Devo fare ammenda. Ieri ho scritto che dovrei intuire che mio marito prova stima e simpatia nei miei confronti – ma senza esagerare – dal fatto che non mi lascia.
Mi corre però l’obbligo di precisare che c’è un dato ancora più esplicativo dei suoi forti, fortissimi sentimenti nei miei confronti. Non si libera di me nonostante io la mattina sia un mollusco, un essere privo di spina dorsale, pronta a tutto pur di non alzarmi, capace di inventarmi malori, scuse, contrattempi e piogge di rane pur di dormire quegli ultimi tre minuti.
Credo di avere energie fuori della media, come quasi tutte le mamme che lavorano e forse anche un pochino di più.
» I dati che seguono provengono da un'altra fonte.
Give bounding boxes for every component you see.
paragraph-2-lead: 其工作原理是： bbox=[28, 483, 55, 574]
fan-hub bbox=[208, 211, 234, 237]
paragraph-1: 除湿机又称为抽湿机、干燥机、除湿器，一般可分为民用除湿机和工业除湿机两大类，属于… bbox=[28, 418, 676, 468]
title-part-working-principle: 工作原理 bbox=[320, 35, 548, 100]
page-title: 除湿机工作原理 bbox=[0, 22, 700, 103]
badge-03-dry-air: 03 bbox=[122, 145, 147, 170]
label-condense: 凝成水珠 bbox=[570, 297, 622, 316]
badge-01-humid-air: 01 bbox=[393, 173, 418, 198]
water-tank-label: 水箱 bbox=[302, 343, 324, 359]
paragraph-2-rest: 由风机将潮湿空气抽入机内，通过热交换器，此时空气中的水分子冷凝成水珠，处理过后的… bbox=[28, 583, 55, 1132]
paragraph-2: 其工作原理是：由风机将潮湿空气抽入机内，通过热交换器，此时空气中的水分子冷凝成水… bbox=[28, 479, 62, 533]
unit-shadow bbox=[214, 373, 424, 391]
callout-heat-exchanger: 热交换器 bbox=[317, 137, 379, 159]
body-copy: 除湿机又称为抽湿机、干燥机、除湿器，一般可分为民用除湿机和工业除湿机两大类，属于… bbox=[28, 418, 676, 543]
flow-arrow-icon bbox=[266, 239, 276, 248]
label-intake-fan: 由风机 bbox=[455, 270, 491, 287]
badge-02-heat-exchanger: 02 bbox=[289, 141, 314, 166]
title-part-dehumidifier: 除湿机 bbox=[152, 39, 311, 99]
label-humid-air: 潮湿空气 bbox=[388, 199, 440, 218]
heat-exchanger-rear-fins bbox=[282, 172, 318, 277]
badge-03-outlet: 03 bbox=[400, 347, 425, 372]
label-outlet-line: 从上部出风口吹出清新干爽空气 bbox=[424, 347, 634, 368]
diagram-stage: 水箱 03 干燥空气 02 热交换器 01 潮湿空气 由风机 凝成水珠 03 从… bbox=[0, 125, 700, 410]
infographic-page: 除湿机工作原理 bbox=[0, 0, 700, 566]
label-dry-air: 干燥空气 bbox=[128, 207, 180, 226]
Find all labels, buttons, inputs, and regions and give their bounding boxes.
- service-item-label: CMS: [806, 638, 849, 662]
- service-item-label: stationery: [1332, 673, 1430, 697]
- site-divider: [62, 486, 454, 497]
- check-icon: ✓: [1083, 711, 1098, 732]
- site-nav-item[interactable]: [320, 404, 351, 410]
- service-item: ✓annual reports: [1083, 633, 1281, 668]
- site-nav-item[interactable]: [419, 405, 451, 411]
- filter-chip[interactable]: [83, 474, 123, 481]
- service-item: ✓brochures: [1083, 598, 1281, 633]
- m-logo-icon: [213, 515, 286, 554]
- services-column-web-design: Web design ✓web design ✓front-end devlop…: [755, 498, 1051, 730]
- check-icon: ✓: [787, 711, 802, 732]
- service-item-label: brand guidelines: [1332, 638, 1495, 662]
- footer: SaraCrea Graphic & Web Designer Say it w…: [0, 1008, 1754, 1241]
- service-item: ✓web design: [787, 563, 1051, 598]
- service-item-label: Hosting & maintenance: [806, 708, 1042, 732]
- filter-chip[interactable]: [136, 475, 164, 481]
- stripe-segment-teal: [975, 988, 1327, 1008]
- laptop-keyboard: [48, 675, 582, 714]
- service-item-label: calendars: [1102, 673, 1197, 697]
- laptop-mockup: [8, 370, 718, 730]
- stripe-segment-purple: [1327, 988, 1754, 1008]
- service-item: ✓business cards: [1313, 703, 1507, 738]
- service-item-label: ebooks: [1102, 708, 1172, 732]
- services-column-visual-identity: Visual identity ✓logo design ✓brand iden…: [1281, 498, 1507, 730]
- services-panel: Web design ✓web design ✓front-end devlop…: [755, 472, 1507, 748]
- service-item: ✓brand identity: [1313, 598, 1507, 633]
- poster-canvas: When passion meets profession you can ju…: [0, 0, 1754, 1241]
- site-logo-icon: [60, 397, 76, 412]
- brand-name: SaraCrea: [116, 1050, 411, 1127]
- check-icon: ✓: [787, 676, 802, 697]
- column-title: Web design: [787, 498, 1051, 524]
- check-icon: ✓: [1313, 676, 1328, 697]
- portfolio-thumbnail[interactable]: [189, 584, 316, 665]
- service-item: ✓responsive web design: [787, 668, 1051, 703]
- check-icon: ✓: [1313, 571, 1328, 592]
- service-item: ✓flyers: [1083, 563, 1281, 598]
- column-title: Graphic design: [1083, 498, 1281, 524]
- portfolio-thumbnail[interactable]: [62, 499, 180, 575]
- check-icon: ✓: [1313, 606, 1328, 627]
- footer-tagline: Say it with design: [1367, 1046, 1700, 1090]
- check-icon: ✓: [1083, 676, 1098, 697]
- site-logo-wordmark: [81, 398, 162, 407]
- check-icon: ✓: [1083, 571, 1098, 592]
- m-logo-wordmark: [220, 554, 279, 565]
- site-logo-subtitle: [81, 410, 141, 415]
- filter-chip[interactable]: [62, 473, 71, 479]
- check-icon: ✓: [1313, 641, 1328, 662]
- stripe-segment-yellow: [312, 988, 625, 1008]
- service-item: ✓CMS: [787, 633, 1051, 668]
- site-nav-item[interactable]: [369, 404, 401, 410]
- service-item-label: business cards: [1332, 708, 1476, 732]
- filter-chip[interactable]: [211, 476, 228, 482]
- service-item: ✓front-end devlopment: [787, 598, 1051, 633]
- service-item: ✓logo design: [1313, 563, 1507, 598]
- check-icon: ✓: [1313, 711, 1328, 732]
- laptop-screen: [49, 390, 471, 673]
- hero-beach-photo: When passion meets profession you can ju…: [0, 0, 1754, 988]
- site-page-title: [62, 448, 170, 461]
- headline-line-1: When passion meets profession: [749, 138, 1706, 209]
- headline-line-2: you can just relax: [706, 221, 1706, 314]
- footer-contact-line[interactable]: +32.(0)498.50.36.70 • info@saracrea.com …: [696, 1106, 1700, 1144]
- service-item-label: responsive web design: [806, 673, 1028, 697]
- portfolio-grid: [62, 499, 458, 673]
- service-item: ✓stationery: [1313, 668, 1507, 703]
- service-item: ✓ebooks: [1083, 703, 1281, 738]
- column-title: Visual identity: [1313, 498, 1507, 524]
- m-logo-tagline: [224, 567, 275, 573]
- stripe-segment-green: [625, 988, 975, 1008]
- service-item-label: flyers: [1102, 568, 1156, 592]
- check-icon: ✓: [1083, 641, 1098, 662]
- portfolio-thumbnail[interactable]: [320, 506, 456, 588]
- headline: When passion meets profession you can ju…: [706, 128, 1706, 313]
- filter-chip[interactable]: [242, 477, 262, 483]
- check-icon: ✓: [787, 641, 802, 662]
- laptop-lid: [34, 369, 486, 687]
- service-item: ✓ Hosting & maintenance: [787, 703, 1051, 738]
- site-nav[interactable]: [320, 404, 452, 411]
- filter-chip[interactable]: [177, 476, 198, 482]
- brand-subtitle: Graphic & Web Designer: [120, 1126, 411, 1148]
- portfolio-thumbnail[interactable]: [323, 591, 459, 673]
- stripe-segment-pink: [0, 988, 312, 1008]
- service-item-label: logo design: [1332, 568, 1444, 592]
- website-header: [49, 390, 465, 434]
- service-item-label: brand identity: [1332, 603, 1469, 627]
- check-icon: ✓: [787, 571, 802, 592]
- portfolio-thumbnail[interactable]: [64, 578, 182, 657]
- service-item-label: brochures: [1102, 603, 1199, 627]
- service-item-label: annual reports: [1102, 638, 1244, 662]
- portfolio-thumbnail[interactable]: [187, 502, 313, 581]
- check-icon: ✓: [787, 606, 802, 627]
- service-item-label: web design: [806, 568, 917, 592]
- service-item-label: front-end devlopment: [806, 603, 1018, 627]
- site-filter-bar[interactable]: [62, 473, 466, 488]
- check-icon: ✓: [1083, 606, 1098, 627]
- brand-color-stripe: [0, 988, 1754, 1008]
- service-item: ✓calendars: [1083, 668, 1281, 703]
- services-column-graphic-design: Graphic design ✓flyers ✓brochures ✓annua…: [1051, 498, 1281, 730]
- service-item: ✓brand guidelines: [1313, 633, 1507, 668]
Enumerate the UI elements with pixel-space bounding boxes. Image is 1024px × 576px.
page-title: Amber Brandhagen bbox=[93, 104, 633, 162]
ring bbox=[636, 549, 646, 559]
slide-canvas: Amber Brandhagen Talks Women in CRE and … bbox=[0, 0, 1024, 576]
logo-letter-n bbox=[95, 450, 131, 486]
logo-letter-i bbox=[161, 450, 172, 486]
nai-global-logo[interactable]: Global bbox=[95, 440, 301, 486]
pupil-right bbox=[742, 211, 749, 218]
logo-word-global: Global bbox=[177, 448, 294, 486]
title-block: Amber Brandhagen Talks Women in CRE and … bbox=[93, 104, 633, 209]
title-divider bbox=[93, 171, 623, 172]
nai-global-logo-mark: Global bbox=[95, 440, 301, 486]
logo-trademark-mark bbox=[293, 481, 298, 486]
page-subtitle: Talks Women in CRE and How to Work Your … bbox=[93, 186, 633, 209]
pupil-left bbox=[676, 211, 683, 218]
Mi accade davvero raramente di fare solo una cosa per volta, non vado a dormire neanche se mi sparano e sono una specie di mulo: nessuna fatica mi spaventa. Posso anche fare il dritto e arrivare alla mattina dopo senza chiudere occhio, se necessario (esami, poppate, colichette, varie ed eventuali). Ma se tocco il cuscino è finita, poi ci vuole l’argano. Quel sant’uomo tutte le sante mattine che Dio manda in terra scaraventa fuori dal letto cinque persone e si occupa, con modi bruschi ma funzionali, che tutti si vestano, si infilino ciascuno il calzino di propria competenza, che tutti abbiano uno zaino e una merenda. Gli ossi più duri siamo io – Il mollusco – e Il cadavere, affettuoso nomignolo mattutino di mia figlia Lavinia, che essendo il mio clone ha preso da me anche alcune simpatiche caratteristiche, come l’ignavia antimeridiana e la capacità di rompere oggetti solo sfiorandoli.